At its heart, Bend It Like Beckham is about a number of important issues facing young women in an increasingly globalized society, including issues of femininity, sexuality, family, religious traditions, and so forth. The answer the movie offers to these perplexing issues is follow your heart and everything will eventually fall into place, which gives you a nice, warm feeling with which to walk out of the theater, but is also a bit too trite. The movie’s desperation to please is evident in virtually every frame, particularly in the clumsy romantic triangle that develops between Jess, Juliette, and their soccer coach, the fresh-faced Joe (Jonathan Rhys-Meyers), who could have been a great player himself if his overbearing father hadn’t pushed him too hard and caused him to blow out his knee (like any movie about teenagers, virtually every problem faced by the young protagonists is traceable to their parents).

Formulaic though it is, the movie often works, particularly in the relationship between Jess and Juliette (when it isn’t straining through the chemistry-less romantic triangle subplot). Parminder K. Nagra and Keira Knightley are both wonderful young performers, and they bring a natural energy to their roles, making Jess and Juliette genuinely endearing characters.

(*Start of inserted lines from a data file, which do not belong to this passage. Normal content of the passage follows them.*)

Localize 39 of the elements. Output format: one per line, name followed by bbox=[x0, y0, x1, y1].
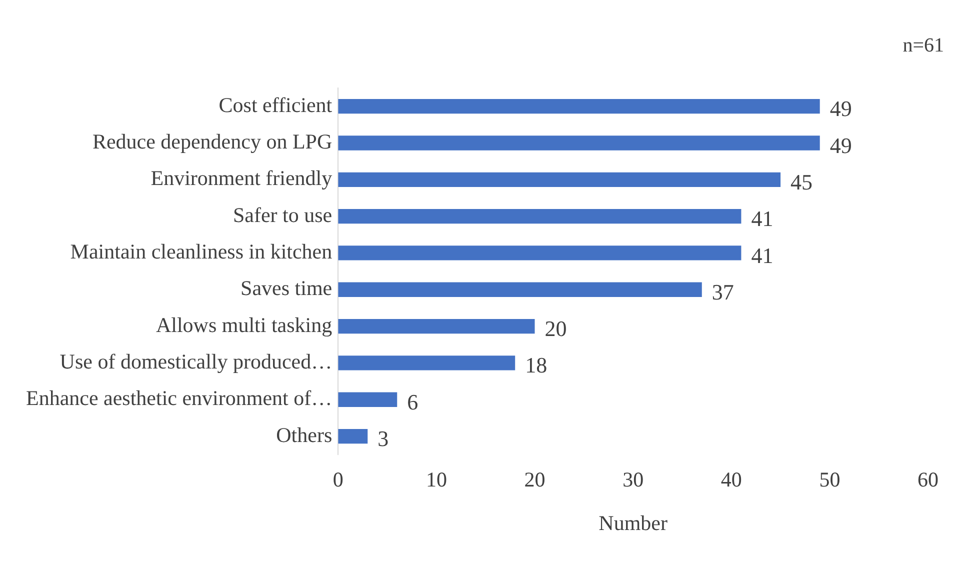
bar bbox=[338, 136, 820, 150]
bar bbox=[338, 282, 702, 297]
data-label: 6 bbox=[407, 389, 418, 414]
bar bbox=[338, 172, 781, 187]
bar bbox=[338, 392, 398, 407]
x-tick-label: 0 bbox=[332, 468, 344, 492]
bar bbox=[338, 428, 368, 444]
data-label: 37 bbox=[712, 279, 734, 304]
y-tick-label: Others bbox=[276, 422, 332, 447]
data-label: 3 bbox=[378, 426, 389, 452]
y-tick-label: Safer to use bbox=[232, 202, 332, 227]
data-label: 20 bbox=[544, 316, 567, 342]
x-tick-label: 30 bbox=[622, 468, 644, 492]
data-label: 41 bbox=[751, 242, 774, 268]
y-tick-label: Cost efficient bbox=[218, 92, 332, 117]
bar bbox=[338, 246, 742, 260]
x-tick-label: 20 bbox=[524, 468, 546, 492]
bar bbox=[338, 208, 742, 224]
y-tick-label: Environment friendly bbox=[150, 166, 333, 190]
x-axis-title: Number bbox=[598, 510, 668, 535]
bar bbox=[338, 356, 516, 370]
y-tick-label: Enhance aesthetic environment of… bbox=[26, 386, 332, 410]
text: n=61 bbox=[902, 34, 944, 56]
data-label: 45 bbox=[790, 169, 813, 194]
y-tick-label: Saves time bbox=[240, 276, 332, 300]
bar bbox=[338, 99, 820, 114]
x-tick-label: 10 bbox=[426, 468, 447, 492]
bar bbox=[338, 318, 535, 334]
data-label: 49 bbox=[830, 132, 852, 158]
x-tick-label: 50 bbox=[819, 468, 840, 492]
y-tick-label: Reduce dependency on LPG bbox=[92, 130, 332, 154]
data-label: 49 bbox=[830, 96, 852, 122]
y-tick-label: Maintain cleanliness in kitchen bbox=[70, 239, 333, 264]
y-tick-label: Use of domestically produced… bbox=[60, 349, 332, 374]
x-tick-label: 60 bbox=[918, 468, 938, 492]
x-tick-label: 40 bbox=[720, 468, 742, 492]
y-tick-label: Allows multi tasking bbox=[156, 312, 333, 337]
data-label: 18 bbox=[525, 352, 548, 378]
data-label: 41 bbox=[751, 206, 774, 232]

Director Gurinder Chadha lays it on a little too thick at times, and the manner in which she deals with Jess’s familial background verges uncomfortably on outright parody—she wants to make the point that tradition is fine until it gets in the way of progress and achieving one’s true dreams, but it still comes off like the movie’s making fun of Sikh customs and values.

The movie sets up its easy dichotomy of the young (independent, motivated, liberal, tolerant) versus the old (close-minded, staid, conventional) and runs with it, meaning that the only people who won’t find some kind of easy enjoyment in the film are the ones who truly believe that Jess shouldn’t be allowed to play soccer and that Juliette should only wear frilly dresses. Interestingly enough, though, that dichotomy doesn’t extend in terms of gender, as it is entirely older women who stand in the way of Jess and Juliette achieving their dreams. The only support they get is from their fathers, from Joe, and from Jess’s buddy Tony (Ameet Chana), which suggests that independent young women are no longer hampered by the formulaic expectations of domineering men, but rather the very women who should be encouraging their independence, the kind they never had.